Crosswalk.com

Four Brothers

compiled by Jeffrey Overstreet
from Film Forum, 08/18/05

Four Brothers is a morality tale with a sobering lesson: Don't murder old ladies if they have vengeful, violent sons. When Evelyn Mercer is gunned down, the four boys she adopted and raised (played by Mark Wahlberg, Tyrese Gibson, André Benjamin, and Garrett Hedlund) decide to settle the score in a hailstorm of bullets. Chiwetel Ejiofor of Dirty Pretty Things and the upcoming sci-fi adventure film Serenity co-stars as a brutal gangster.

Director John Singleton is no stranger to stories of gangsters and guns. He gave us Boys N the Hood, Poetic Justice, and Samuel Jackson's turn as Shaft. But reviews of this film are significantly less enthusiastic.

David DiCerto (Catholic News Service) writes, "Despite believable performances and chemistry, the quartet is wholly unsympathetic (save for Benjamin) and their thuggish eye-for-an-eye tactics have little to do with true justice and undermine the story's emotional core."

Eric Rice (Crosswalk) says, "Four Brothers is meant to leave the audience with a sense of "justice wins" or a "brothers who stick together can do anything" uplifting sort of feeling when it is over. But instead, this particular reviewer (who really likes action films) walked away feeling only jangled and uncomfortable."

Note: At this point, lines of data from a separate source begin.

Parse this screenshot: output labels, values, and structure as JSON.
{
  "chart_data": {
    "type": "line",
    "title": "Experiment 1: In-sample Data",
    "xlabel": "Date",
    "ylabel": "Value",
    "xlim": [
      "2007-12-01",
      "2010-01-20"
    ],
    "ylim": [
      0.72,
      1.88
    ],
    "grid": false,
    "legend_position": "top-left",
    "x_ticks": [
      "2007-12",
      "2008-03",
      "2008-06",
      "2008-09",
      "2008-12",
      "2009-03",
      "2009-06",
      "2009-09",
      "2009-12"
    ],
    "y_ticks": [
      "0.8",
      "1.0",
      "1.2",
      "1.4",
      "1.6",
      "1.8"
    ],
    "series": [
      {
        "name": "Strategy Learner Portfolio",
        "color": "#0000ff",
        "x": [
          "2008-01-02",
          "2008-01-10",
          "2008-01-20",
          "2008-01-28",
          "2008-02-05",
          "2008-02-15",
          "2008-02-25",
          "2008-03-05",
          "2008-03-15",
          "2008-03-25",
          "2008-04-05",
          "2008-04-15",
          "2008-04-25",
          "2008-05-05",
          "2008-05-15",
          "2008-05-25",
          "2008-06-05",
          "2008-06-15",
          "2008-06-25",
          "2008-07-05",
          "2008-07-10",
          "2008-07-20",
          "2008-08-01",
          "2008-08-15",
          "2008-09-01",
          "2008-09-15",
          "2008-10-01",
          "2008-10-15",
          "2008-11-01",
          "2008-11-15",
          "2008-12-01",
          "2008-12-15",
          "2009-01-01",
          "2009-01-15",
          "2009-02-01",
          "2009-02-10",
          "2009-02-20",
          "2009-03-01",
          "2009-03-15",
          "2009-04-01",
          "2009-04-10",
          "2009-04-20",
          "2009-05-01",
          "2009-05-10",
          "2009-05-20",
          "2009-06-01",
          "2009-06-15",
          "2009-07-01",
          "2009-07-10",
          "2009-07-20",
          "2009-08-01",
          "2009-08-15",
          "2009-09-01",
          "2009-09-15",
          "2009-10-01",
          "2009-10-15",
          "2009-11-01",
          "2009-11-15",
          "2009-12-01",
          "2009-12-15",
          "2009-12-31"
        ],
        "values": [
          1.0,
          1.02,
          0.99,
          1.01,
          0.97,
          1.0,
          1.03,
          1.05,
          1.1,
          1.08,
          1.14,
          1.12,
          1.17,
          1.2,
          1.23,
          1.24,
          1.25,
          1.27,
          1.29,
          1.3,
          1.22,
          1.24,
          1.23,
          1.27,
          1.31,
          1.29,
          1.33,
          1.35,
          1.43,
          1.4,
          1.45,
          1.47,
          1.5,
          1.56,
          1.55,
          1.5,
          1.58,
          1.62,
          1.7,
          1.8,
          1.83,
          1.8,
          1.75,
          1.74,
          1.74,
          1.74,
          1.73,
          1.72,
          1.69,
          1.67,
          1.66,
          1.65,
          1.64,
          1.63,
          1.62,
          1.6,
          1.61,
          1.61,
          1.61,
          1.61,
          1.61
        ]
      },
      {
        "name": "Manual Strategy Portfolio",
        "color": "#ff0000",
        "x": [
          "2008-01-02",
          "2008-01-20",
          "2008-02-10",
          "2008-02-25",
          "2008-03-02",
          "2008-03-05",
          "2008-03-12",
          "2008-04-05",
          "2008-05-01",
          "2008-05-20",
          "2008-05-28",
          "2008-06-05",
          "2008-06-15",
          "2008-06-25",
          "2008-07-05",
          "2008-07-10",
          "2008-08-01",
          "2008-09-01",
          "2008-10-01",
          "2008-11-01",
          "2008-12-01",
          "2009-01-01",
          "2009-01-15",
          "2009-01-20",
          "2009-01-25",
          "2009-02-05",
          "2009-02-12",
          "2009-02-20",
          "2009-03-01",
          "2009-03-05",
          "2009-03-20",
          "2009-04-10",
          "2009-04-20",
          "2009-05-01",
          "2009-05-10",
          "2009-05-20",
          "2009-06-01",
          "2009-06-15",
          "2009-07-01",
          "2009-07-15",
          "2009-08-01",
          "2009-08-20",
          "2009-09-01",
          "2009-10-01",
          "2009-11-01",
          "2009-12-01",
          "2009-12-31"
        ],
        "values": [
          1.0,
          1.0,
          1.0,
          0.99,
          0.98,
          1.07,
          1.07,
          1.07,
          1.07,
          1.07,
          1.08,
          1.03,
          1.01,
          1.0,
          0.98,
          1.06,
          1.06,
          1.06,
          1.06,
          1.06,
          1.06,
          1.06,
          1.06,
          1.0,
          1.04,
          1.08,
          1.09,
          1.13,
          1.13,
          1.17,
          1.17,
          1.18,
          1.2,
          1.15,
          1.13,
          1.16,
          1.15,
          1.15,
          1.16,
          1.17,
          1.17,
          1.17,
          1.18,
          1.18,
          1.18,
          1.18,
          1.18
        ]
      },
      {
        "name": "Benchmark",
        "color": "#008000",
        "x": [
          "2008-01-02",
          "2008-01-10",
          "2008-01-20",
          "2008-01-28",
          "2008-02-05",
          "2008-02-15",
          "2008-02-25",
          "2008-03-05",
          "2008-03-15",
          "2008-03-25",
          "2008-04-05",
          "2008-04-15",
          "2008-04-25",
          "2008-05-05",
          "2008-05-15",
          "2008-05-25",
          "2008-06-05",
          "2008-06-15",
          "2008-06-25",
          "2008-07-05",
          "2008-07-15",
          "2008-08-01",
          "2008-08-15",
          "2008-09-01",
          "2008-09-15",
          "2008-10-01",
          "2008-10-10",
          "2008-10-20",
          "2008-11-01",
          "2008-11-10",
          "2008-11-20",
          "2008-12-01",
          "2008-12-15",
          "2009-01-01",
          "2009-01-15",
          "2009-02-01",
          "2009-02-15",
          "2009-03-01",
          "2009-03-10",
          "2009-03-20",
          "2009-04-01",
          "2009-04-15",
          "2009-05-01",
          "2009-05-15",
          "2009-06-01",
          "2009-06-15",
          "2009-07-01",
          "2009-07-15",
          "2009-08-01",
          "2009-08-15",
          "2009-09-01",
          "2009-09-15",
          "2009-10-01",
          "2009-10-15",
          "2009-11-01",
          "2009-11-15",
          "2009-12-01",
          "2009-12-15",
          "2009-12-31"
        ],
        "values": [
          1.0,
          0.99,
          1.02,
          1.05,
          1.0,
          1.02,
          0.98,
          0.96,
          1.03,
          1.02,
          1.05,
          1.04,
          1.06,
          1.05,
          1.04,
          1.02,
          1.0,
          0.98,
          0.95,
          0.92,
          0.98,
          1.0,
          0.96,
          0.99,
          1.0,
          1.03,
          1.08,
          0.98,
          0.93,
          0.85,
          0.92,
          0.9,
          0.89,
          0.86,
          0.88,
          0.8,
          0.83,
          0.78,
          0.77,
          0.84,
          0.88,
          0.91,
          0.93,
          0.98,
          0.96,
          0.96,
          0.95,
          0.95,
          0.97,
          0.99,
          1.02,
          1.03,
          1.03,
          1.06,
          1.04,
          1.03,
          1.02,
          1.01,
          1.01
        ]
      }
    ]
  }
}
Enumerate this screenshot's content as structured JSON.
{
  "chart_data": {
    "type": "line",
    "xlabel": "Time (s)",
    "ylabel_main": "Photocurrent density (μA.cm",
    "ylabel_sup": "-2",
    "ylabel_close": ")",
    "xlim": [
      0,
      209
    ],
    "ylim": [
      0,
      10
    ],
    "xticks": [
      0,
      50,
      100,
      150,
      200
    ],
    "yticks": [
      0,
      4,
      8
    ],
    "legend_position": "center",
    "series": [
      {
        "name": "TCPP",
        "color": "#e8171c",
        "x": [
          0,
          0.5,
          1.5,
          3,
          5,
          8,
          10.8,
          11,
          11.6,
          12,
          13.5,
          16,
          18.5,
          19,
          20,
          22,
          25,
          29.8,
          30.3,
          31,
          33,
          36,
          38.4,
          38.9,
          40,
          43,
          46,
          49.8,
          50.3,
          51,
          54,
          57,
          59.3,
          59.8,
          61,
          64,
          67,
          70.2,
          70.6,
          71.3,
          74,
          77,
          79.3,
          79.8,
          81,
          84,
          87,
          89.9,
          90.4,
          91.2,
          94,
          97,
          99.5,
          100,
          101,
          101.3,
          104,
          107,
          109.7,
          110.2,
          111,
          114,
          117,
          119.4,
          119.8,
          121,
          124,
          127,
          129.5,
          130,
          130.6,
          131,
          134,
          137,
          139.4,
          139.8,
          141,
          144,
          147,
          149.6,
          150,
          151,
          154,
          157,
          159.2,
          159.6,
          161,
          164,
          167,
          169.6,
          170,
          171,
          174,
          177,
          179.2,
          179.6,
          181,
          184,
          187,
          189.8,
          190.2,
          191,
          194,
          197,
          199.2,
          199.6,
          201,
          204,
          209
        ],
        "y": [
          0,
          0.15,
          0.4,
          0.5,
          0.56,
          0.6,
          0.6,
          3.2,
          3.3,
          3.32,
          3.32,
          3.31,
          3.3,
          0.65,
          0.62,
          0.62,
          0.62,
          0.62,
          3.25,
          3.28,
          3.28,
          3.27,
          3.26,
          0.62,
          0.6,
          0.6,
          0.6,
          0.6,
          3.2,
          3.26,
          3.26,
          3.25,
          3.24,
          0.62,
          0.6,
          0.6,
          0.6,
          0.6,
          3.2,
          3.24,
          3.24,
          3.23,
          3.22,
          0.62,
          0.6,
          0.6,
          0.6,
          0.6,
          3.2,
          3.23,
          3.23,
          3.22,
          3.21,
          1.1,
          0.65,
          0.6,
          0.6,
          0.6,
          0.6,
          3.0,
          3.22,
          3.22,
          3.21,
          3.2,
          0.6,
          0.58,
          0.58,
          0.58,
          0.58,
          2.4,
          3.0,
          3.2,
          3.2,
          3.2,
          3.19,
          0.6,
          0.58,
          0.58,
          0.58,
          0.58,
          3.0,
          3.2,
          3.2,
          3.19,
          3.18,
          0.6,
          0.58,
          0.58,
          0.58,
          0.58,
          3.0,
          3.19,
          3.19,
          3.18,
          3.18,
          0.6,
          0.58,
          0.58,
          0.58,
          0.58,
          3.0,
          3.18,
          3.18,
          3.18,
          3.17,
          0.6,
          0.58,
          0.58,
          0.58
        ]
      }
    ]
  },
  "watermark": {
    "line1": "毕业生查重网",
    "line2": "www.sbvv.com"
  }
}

"What's missing … is the film's center," says Christopher Lyon (Plugged In). "These guys just don't seem as motivated to avenge their mom's death as they are to wreak havoc for the pure joy of violence. Her murder is the perfect excuse to start hitting and shooting people. I didn't buy that they felt the need to do it for her. They're just having too much fun. Even so, I'm left pondering this question: Is trying to incite audiences to gleeful vicarious revenge a good idea?"

"Four Brothers is cinematically and narratively well done," writes Cliff Vaughn (Ethics Daily), "and the car chase in the snow is particularly harrowing. But the near merriment it attaches to vengeful action is a tad—OK, a ton—too indulgent."

Mainstream critics say it rates as a decent "revenge thriller," but few of them feel strongly about the picture either one way or the other.